Тихо вошел Смольянинов. Сел у секретарского стола, неловко придавил перевязанной рукой лист и принялся что-то записывать, по-гимназистски склонив голову набок.
– Как же лишить революционеров рабочей п-поддержки? – спросил статский советник, пытаясь понять, что означают розовые пятна.
– Очень просто. – Было видно, что Зубцов говорит давно обдуманное, наболевшее, и не просто теоретизирует, а, кажется, рассчитывает заинтересовать своими идеями важного петербургского человека. – Тот, кому сносно живется, на баррикады не пойдет. Если б все мастеровые жили, как на предприятиях Тимофея Григорьевича Лобастова – с девятичасовым рабочим днем, с приличным жалованьем, с бесплатной больницей и отпуском – господам Гринам в России делать было бы нечего.
– Но как живется рабочим, зависит от заводчиков, – заметил Пожарский, с удовольствием глядя на молодого человека. – Им же не прикажешь платить столько-то и заводить бесплатные больницы.
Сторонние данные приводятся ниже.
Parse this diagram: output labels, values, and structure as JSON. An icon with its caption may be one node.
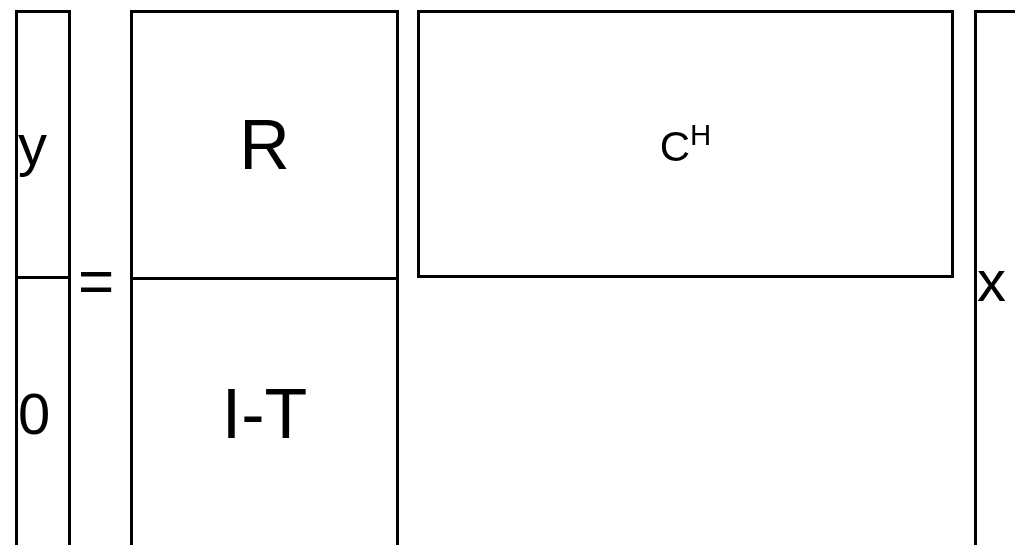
{
  "diagram": {
    "nodes": [
      {
        "text": [
          "y"
        ]
      },
      {
        "text": [
          "0"
        ]
      },
      {
        "text": [
          "R"
        ]
      },
      {
        "text": [
          "I-T"
        ]
      },
      {
        "text": [
          "C$^{H}$"
        ]
      },
      {
        "text": [
          "x"
        ]
      }
    ],
    "labels": [
      "="
    ]
  }
}
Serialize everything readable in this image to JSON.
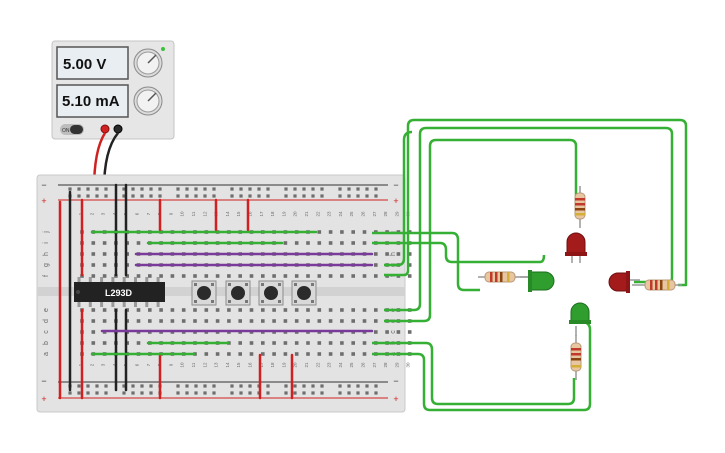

– Для того и существуем мы, государство. – Зубцов тряхнул светло-русой головой. – Именно что приказать. Слава богу, у нас самодержавная монархия. Самым богатым и умным разъяснить, чтоб поняли свою выгоду, а потом закон провести. Сверху. О твердых установлениях по условиям рабочего найма. Не можешь соблюдать – закрывай фабрику. Уверяю вас, что при таком обороте дела у государя не будет более верных слуг, чем рабочие. Это оздоровит всю монархию!
Пожарский прищурил черные глаза.
– Разумно. Но трудновыполнимо. У его величества твердые представления о благе империи и общественном устройстве. Государь считает, что царь – отец подданным, генерал – отец солдатам, а хозяин – отец работникам. Вмешиваться в отношения отца с сыновьями непозволительно.
Голос Зубцова стал мягким, осторожным – видно было, что он подбирается к главному.
– Вот и надо бы, ваше сиятельство, продемонстрировать верховной власти, что рабочие хозяину никакие не сыновья, что все они, и фабриканты, и фабричные, в равной степени чада его величества. Хорошо бы, не дожидаясь, пока революционеры окончательно сорганизуют мастеровых в неподконтрольную нам стаю, перехватить первенство. Заступаться за рабочих перед хозяевами, иногда и надавить на заводчиков. Пусть простые люди понемногу привыкают к мысли, что государственная машина охраняет не денежных мешков, а трудящихся. Можно было бы даже посодействовать созданию трудовых союзов, только направить их деятельность не в ниспровергательное, а в законопослушное, экономическое русло. Самое время этим заняться, ваше сиятельство, а то поздно будет.